Amherst is quintessential New England, feeds well into Wall Street, and feels smaller and more isolated than Pomona. The Five College Consortium is cool, but few Amherst students regularly take classes at the other schools and, when they do, it's usually at UMass. Like Williams, Amherst's vibe is a little more preprofessional and mainstream (a decade ago we would have said preppy).

Pomona is just outside LA, feeds well into FAANG, and the 5C is extremely integrated physically, academically, and socially. Like Swarthmore, Pomona's vibe is a little more academic and quirky.

The Venn diagram circles of people who have heard of Amherst and people of have heard of Pomona likely form a near perfect circle of overlap. If you attend one because that "it's better known than the other," you're probably at a cousin's graduation ceremony because nobody smart enough to get into either LAC would likely make that decision on such a dumb basis.
Anonymous
Anonymous wrote:Neither school would be a good fit for my kids, so have no particular feelings about either. But it seems to me a lot of people are stuck in the world from 30/40 years ago. Generally, people seem to be really underestimating how much the world has moved on from old New England. The West Coast, the South, and even the Midwest have much more going on than New England. Amherst seems really ossified to me. And their attempts to modernize and diversify haven't really succeeded. From what I've read, Amherst's attempts have led to more silos - there are the athletes, their are the black kids, there are the first generation kids, there are the residual WASPs, and they don't interact at all. It's like a bad high school. The New Yorker had a good article about Amherst as a community a few years ago. It seems like an exhausting place to be.

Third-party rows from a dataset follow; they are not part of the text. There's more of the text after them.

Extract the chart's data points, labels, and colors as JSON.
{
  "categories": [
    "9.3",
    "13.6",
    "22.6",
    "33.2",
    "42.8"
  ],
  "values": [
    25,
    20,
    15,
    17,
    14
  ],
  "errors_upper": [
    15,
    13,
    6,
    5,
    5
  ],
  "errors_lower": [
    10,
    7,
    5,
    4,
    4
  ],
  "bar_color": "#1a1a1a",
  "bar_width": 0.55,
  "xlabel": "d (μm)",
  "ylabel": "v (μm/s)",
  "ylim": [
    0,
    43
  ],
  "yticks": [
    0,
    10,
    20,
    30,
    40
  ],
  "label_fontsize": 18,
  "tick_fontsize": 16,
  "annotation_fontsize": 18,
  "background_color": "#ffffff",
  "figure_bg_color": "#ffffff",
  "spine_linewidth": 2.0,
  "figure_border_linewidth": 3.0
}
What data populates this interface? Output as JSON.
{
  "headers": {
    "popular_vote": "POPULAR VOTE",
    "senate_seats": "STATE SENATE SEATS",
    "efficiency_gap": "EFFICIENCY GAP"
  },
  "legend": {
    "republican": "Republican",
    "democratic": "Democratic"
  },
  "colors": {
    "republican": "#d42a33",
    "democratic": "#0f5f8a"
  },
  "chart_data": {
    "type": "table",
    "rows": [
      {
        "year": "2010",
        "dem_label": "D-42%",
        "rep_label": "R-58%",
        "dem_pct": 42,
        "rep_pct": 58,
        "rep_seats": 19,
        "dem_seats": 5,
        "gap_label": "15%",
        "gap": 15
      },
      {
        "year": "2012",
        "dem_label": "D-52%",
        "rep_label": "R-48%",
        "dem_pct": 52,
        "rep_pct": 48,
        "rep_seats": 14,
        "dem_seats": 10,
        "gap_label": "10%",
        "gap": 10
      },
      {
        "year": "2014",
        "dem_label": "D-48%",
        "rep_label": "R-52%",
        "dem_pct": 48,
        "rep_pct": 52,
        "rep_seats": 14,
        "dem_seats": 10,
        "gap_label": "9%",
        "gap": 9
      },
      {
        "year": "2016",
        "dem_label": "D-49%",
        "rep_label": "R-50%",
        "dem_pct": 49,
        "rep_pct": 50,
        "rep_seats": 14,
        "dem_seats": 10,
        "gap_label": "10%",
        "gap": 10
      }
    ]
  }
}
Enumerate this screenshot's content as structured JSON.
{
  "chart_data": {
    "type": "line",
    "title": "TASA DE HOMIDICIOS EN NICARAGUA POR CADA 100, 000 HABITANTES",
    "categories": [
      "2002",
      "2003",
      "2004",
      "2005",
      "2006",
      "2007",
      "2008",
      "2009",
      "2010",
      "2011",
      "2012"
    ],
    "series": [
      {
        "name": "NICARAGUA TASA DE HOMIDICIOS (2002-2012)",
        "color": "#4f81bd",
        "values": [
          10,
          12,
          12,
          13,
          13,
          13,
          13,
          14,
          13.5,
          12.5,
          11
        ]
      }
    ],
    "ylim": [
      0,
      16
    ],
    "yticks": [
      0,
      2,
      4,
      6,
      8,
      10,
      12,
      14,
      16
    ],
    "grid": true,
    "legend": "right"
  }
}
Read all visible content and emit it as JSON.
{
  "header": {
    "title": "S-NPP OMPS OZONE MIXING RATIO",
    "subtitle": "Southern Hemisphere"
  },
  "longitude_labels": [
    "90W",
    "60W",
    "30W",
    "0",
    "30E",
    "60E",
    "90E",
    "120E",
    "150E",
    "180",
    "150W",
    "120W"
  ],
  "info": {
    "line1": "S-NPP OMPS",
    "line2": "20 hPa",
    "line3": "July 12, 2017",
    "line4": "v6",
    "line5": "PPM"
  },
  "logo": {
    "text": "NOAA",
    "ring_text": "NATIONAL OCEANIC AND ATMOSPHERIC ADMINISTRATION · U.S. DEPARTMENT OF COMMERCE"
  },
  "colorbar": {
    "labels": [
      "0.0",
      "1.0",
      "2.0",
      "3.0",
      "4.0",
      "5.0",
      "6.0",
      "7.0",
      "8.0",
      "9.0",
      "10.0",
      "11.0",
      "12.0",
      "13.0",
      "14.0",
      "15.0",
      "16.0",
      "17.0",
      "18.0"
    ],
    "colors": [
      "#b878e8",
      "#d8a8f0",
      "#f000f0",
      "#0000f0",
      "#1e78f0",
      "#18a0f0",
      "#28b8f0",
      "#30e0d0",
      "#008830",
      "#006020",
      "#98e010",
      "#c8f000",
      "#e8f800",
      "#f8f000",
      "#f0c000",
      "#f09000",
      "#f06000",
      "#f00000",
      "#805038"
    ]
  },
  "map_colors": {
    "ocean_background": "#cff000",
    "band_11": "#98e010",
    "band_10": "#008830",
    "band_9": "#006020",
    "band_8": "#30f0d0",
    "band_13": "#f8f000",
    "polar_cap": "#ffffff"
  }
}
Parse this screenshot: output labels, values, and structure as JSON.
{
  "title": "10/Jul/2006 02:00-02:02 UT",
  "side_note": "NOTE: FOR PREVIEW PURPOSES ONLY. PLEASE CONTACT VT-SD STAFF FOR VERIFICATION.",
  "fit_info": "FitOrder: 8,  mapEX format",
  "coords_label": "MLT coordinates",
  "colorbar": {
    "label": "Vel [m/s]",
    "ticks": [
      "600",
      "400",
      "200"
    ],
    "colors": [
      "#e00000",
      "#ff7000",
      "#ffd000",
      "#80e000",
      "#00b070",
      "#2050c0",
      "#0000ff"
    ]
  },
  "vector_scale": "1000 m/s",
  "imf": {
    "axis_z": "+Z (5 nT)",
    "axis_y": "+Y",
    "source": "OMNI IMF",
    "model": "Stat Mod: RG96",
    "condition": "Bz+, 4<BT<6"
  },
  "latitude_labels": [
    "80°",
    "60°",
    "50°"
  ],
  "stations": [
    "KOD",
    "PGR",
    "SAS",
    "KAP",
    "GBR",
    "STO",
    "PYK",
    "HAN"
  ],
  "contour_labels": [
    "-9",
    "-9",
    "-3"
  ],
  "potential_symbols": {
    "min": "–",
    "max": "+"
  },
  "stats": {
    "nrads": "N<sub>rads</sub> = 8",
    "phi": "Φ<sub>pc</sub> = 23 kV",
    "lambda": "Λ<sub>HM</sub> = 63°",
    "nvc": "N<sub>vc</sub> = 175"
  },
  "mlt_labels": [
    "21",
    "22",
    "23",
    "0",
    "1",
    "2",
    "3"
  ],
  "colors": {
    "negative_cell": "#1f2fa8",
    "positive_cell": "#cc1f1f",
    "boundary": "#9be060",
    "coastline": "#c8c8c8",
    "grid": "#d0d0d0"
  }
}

But Pomona seems kind of tiresome too in a West Coast way. It's very unlikely a white or asian unhooked UMC kid from the burbs of DC or NY or Chicago would ever be admitted to begin with. Pomona is all in with their view of "diversity." The upside to Pomona is the consortium. I always envisioned it as five schools on a cul de sac. The Pomona student can take classes at Harvey Mudd or CMC, and I think that's really cool. If the only choices in the world were Pomona and Amherst, I would totally choose Pomona - because there are outlets to go elsewhere and enlarge your community and experiences.

I'm not anti-SLAC at all, but these are such tiny communities that I think going to either Amherst or Pomona is so risky for 18 year olds. But the Pomona consortium is better than the Amherst consortium. Plus, weather, which is no small thing from October to March.


Along that vein, the Ivie plus would also be “ossified.” Nothing my wrong with newish. Some prefer tradition mixed with change and adaptation.